Wzmocnienie środków bezpieczeństwa, kosztujące około 110 mln euro, ma zapewnić ochronę przywódcom państw, w tym prezydentowi USA Barackowi Obamie, i kontrolę nad 20-50 tysiącami aktywistów, którzy, jak można się spodziewać, będą urządzać protesty - pisze w niedzielę agencja Reutera.
Protestujących, jak i polityków czeka bogaty program, ponieważ szczyt będzie odbywać się nie tylko w samym Strasburgu - również w Baden Baden i Kehl po drugiej stronie Renu w Niemczech.
Mieszkańcy po obu stronach Renu spodziewają się podczas szczytu, odbywającego się w dniach 3-4 kwietnia, kłopotów z dojazdami, ponieważ Francja wzmocniła kontrole wzdłuż granicy i pozamykała część dróg, a lewicowi działacze będą zapewne blokować ruch.
Ze względu na możliwość niepokojów studenckich policja ewakuowała Uniwersytet Strasburski, który zostanie na tydzień zamknięty. Jego studenci protestujący przeciwko polityce oświatowej rządu okupowali budynek, a władze uniwersyteckie obawiają się, że mogliby do studentów przyłączyć się protestujący przeciwko NATO.
"Do przemocy jest tu gotowy potencjał, wszystko zależy od okoliczności: co się da zrobić, to się stanie" - powiedział szef niemieckiej agencji wywiadowczej Heinz Fromm.
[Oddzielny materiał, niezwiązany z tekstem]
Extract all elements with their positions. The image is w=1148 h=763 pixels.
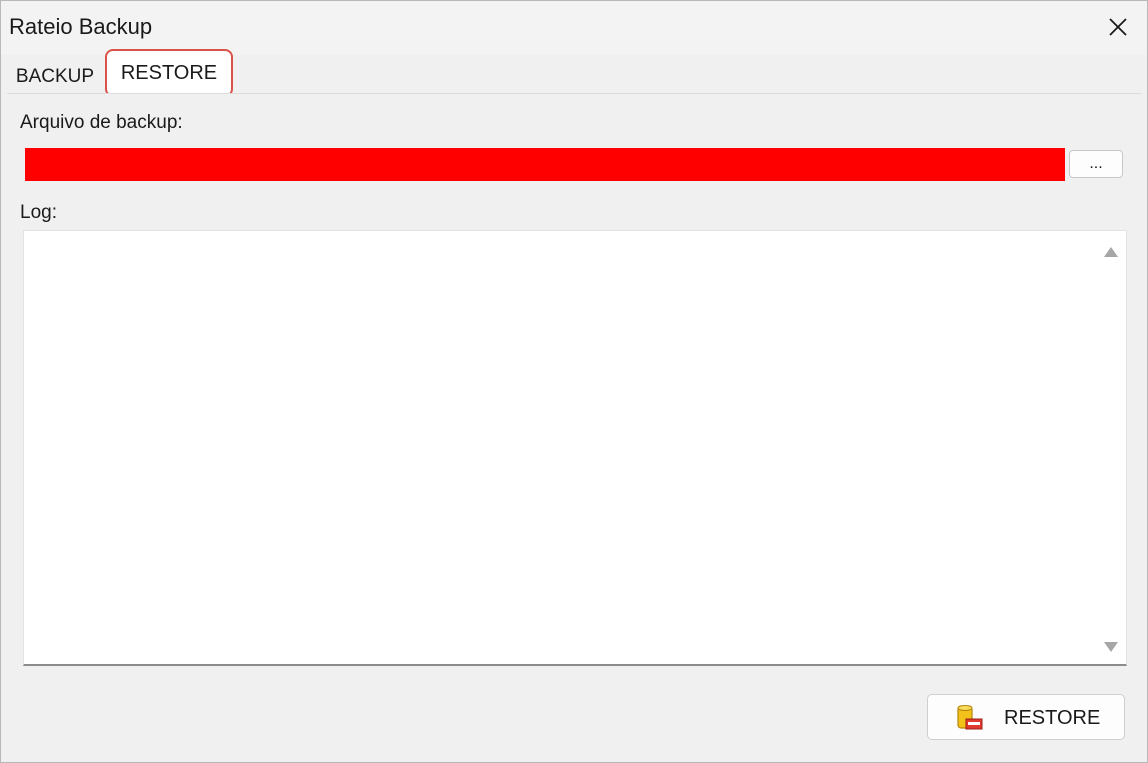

Organizatorzy pacyfistycznego "kontrszczytu NATO", którzy rozbijają namiotowe miasteczko, aby pomieścić tysiące działaczy, są wściekli, ponieważ wydano zakaz demonstracji w centrum miasta. Główna demonstracja, zapowiedziana na przyszłą sobotę, nie może odbyć się w centrum.
"To jest całkowicie nie do przyjęcia" - powiedział Frederic Henry, jeden z rzeczników pacyfistów.
Strasburg, który jest siedzibą Parlamentu Europejskiego i przywykł do wizyt ważnych osobistości i wzmocnionego bezpieczeństwa, nie widział jeszcze zabezpieczeń na taką skalę.
W pobliżu miasta zainstalowano działa przeciwlotnicze i będzie ono czasowo zamkniętą strefą powietrzną. Wstrzymany zostanie także ruch na Renie.
Francuski dziennik "Le Monde" napisał, że każdy mieszkaniec czy sklepikarz będzie musiał nosić plakietkę, 13 szkół i sportowych boisk zostanie zamkniętych, a włazy do studzienek - zaplombowane.
Do Strasburga zjechać ma około 6 tys. delegatów i personelu z 26 krajów członkowskich sojuszu, aby dyskutować m.in. o jego przyszłej strategii i ewentualnym zwiększeniu sił wojskowych w Afganistanie i o planowanym powrocie Francji do NATO, które opuściła w 1966 roku.